Chuck Giving an Atlas Assist

Hello Michigan!
Our route took us west through Ohio on the Ohio Turnpike, which was a breeze with our EZ-Pass. Once we crossed the Cuyahoga River, the landscape became flat like Northern Neck or Eastern Shore with lots of vast cornfields on either side of the road. These fields would be trivial compared to ones we would see later in Minnesota, but they were impressive nonetheless.

We tried to avoid the main population centers of Toledo and Detroit and for the most part were successful, heading north through Ann Arbor and Flint. Signs of the American automotive industry were everywhere from the big Toledo Machining plant to the Chevy truck plant south of Flint. I have never seen so many trucks in one place: acres upon acres of brand new trucks surrounded the behemoth plant.

For giggles, I noticed the brand of each vehicle that we encountered for 100 miles north of Detroit. I tallied only four foreign cars in 100 miles and two of them had out-of-state plates from Indiana and Ohio. It appears that one does not drive a Toyota in Michigan. We felt OK in our Jeep.

Surfing through the radio, we heard a commercial for Wendy's. The commercial noted that the special being advertised was available in Canada only. I hadn't realized that we were listening to a Windsor station.

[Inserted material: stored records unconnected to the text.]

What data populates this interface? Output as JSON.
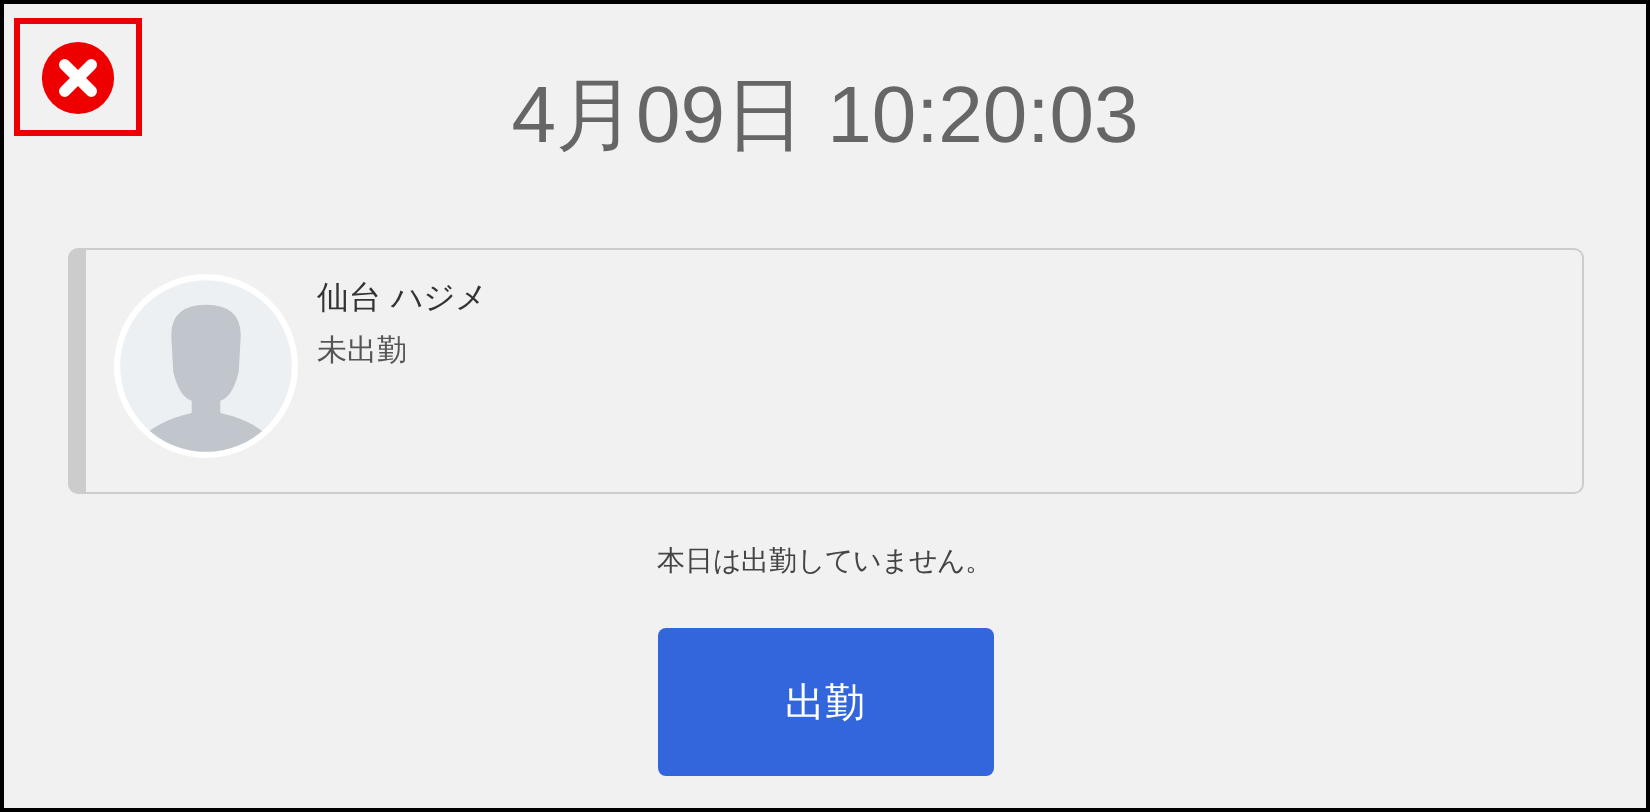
{
  "clock": "4月09日 10:20:03",
  "employee": {
    "name": "仙台 ハジメ",
    "status": "未出勤"
  },
  "message": "本日は出勤していません。",
  "buttons": [
    "出勤"
  ]
}
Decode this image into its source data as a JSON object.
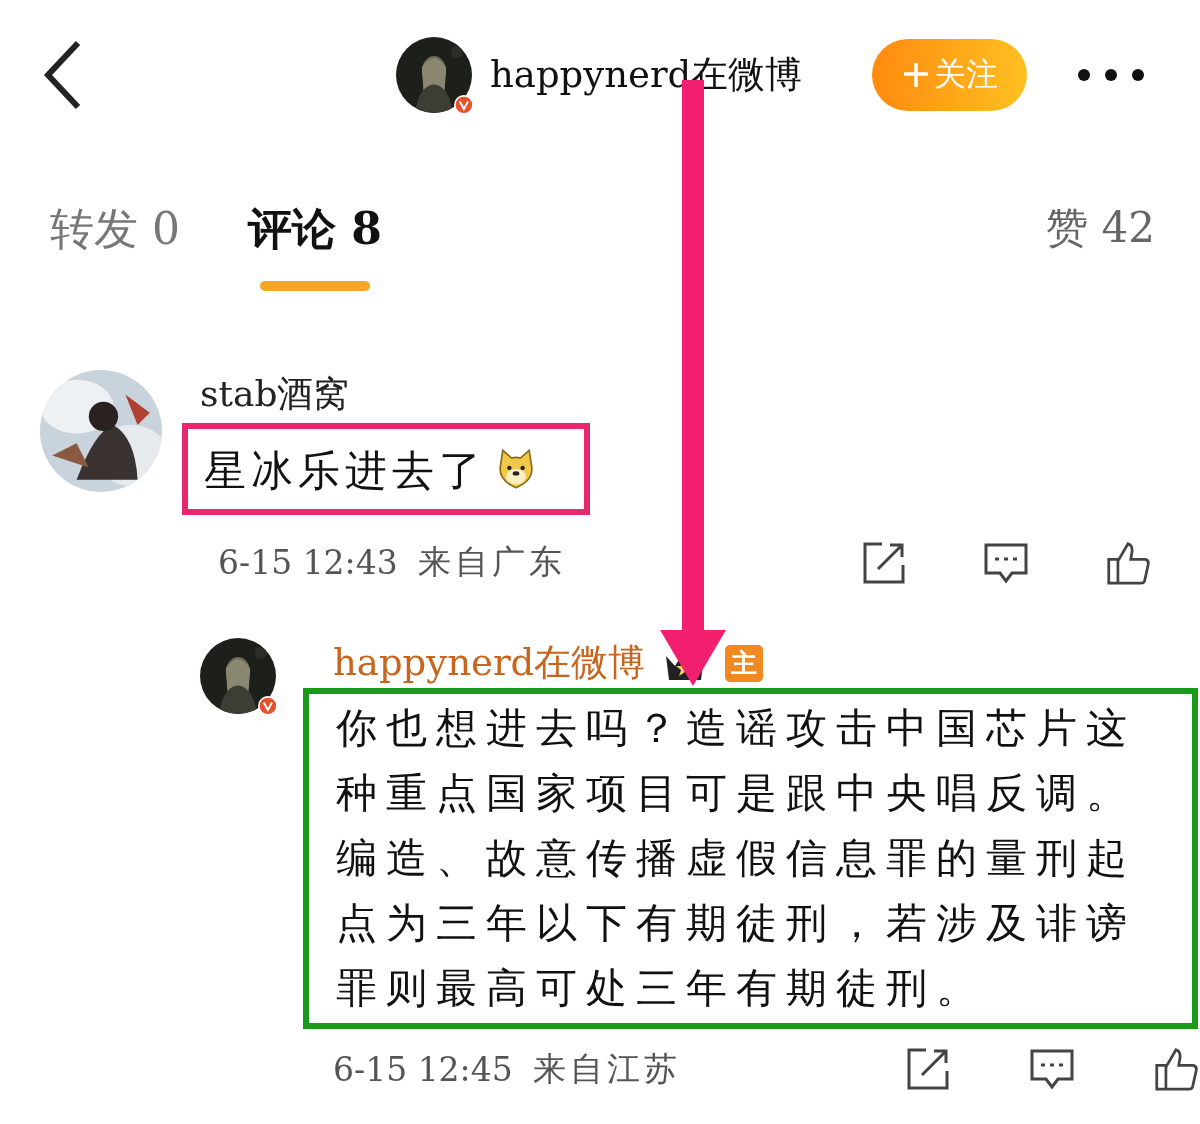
{
  "header": {
    "title": "happynerd在微博",
    "follow_button": "关注"
  },
  "tabs": [
    {
      "label": "转发 0",
      "selected": false
    },
    {
      "label": "评论 8",
      "selected": true
    }
  ],
  "likes": "赞 42",
  "comments": [
    {
      "kind": "comment",
      "user": "stab酒窝",
      "text": "星冰乐进去了",
      "time": "6-15 12:43",
      "location": "来自广东",
      "color": "#e8286e"
    },
    {
      "kind": "reply",
      "user": "happynerd在微博",
      "badge": "主",
      "text": "你也想进去吗？造谣攻击中国芯片这种重点国家项目可是跟中央唱反调。编造、故意传播虚假信息罪的量刑起点为三年以下有期徒刑，若涉及诽谤罪则最高可处三年有期徒刑。",
      "time": "6-15 12:45",
      "location": "来自江苏",
      "color": "#1a9a1a"
    }
  ]
}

North of Ann Arbor, the scenery changed dramatically. We went from farmland to industrial to northern forest with lots of white pines and other pines I don't recognize along with paper birches which are totally unknown in our part of the world. And then we would go by vast patches of spruces, also something we're not used to. This is the first time in the entire trip, but certainly not the last, that we would realize that we had left our Virginia frame of reference. This was quickly and constantly reinforced by the appearance of snowmobiles for sale in front yards, snowmobile dealerships, and snowmobile crossings on the road.

Sleeping Bear Dunes National Lake Shore is far too vast to be seen in a two-hour visit, so the ranger advised us to drive around the Pierce Stocking Scenic Drive. And while it was scenic, it was also swamped with tourists, so we never got any real solitude to take in the gorgeousness of this section of Lake Michigan and its fabulous turquoise-colored water.

Glen Lake

Wish We Had Time to Hike the Dunes

Scrub Along the Dunes

Panorama of Sleeping Bear Dunes

Lake or Ocean?

Grass, Hanging on the Dune

Beaches? In Michigan?

Do You Believe the Water Color?

Gorgeous Goldenrods at Sleeping Bear Dunes

Viburnum trilobum Berries
We ended up spending the night in a little place called the Cadillac Inn in Cadillac, Michigan, some 90 minutes south of the Mackinac Bridge. We were not very hopeful about the condition of the place and were expecting a roach motel especially given the bargain pricing, but we were very pleasantly surprised at how clean it was.